Any other parties identified in the initial assessment report, which could include everyone from landholders whose property the infrastructure runs through, to conservation groups, do not have to be formally advised of the release of the report.

The company is merely expected to place a notice on its website and advertisement in the newspaper announcing the report is now available.

From this point, any impacted stakeholder must prepare a formal written submission detailing concerns over the project, which can be dismissed if not appropriately formatted.

The landholders will then be provided a second round of 15 days to formally respond to the updated report. Powerlink estimates the transmission lines will function across the district for up to 70 years.

Once the second round of submissions are received and addressed in a final assessment report, the relevant minister (Mr McArdle) will consider whether adequate consultation has occurred and adequate account has been taken of issues raised during consultation, according to the criteria detailed in the Sustainable Planning Act.

"The act is intended to balance the interests of landowners (and future use of the land) with the environment and the community to realise development in a sustainable manner that caters for future needs," Mr McArdle told Queensland Country Life.

"I am confident that Powerlink applies the provisions of relevant legislation and the community infrastructure designation guidelines competently and fairly.
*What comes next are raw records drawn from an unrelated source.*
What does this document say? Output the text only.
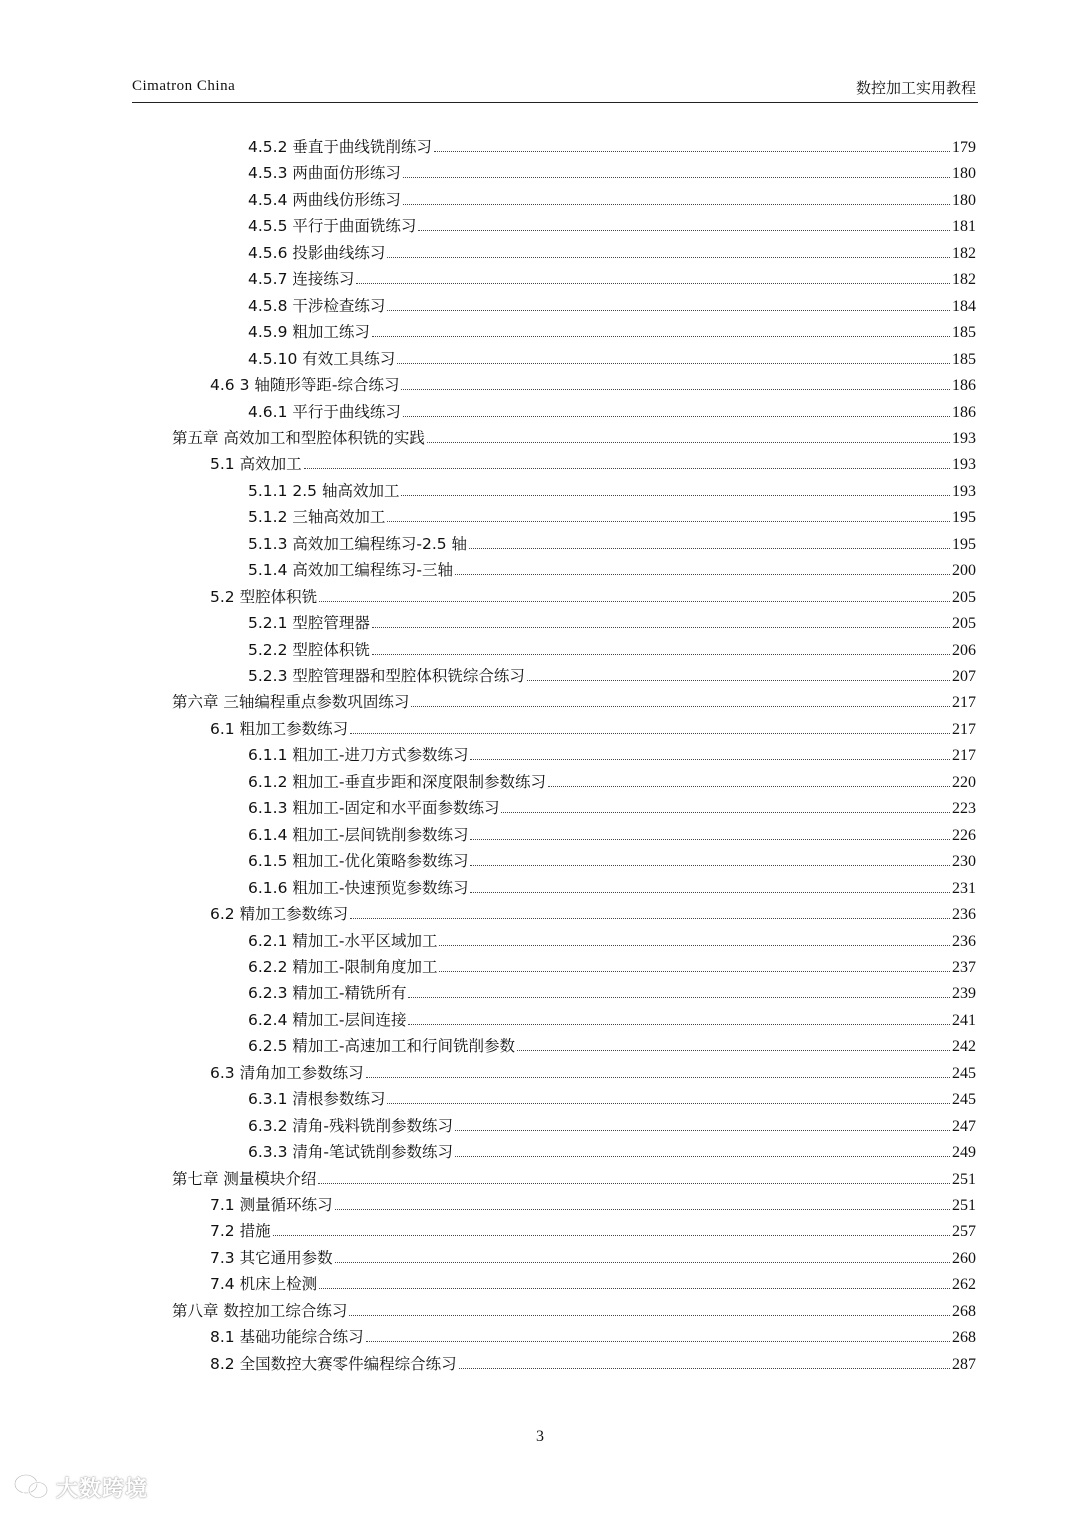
Cimatron China	数控加工实用教程
4.5.2 垂直于曲线铣削练习	179
4.5.3 两曲面仿形练习	180
4.5.4 两曲线仿形练习	180
4.5.5 平行于曲面铣练习	181
4.5.6 投影曲线练习	182
4.5.7 连接练习	182
4.5.8 干涉检查练习	184
4.5.9 粗加工练习	185
4.5.10 有效工具练习	185
4.6 3 轴随形等距-综合练习	186
4.6.1 平行于曲线练习	186
第五章 高效加工和型腔体积铣的实践	193
5.1 高效加工	193
5.1.1 2.5 轴高效加工	193
5.1.2 三轴高效加工	195
5.1.3 高效加工编程练习-2.5 轴	195
5.1.4 高效加工编程练习-三轴	200
5.2 型腔体积铣	205
5.2.1 型腔管理器	205
5.2.2 型腔体积铣	206
5.2.3 型腔管理器和型腔体积铣综合练习	207
第六章 三轴编程重点参数巩固练习	217
6.1 粗加工参数练习	217
6.1.1 粗加工-进刀方式参数练习	217
6.1.2 粗加工-垂直步距和深度限制参数练习	220
6.1.3 粗加工-固定和水平面参数练习	223
6.1.4 粗加工-层间铣削参数练习	226
6.1.5 粗加工-优化策略参数练习	230
6.1.6 粗加工-快速预览参数练习	231
6.2 精加工参数练习	236
6.2.1 精加工-水平区域加工	236
6.2.2 精加工-限制角度加工	237
6.2.3 精加工-精铣所有	239
6.2.4 精加工-层间连接	241
6.2.5 精加工-高速加工和行间铣削参数	242
6.3 清角加工参数练习	245
6.3.1 清根参数练习	245
6.3.2 清角-残料铣削参数练习	247
6.3.3 清角-笔试铣削参数练习	249
第七章 测量模块介绍	251
7.1 测量循环练习	251
7.2 措施	257
7.3 其它通用参数	260
7.4 机床上检测	262
第八章 数控加工综合练习	268
8.1 基础功能综合练习	268
8.2 全国数控大赛零件编程综合练习	287
3
大数跨境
However, I am also aware of landholders' concerns."

"The government is committed to a new consultation model regarding electricity network expansion and is currently working with Powerlink to develop a model that focuses on earlier community engagement with the community."

Gary and Kerry Ladbrook, Bulah, Yuleba, face the construction of a sub-station on their property alongside 275kv tower transmission lines by APLNG and Santos.

Mr Ladbrook said given that land access issues around resource sector development on farms had been repeatedly reconsidered by successive governments to ensure a fair and reasonable negotiation process for landholders, a similar approach should be taken to reconsider the practicality and fairness for impacted landholders within the CID guidelines in the Sustainable Planning Act.

"We are not receiving any say whatsoever over this infrastructure and the government needs to urgently look at the process," Mr Ladbrook said.

"We want to be able to negotiate about infrastructure placement before the release of their initial report.

"We need to see our concerns are being taken seriously."

Impacted landholders have launched an online petition on a State Government website calling for the power project to not be designated as community infrastructure.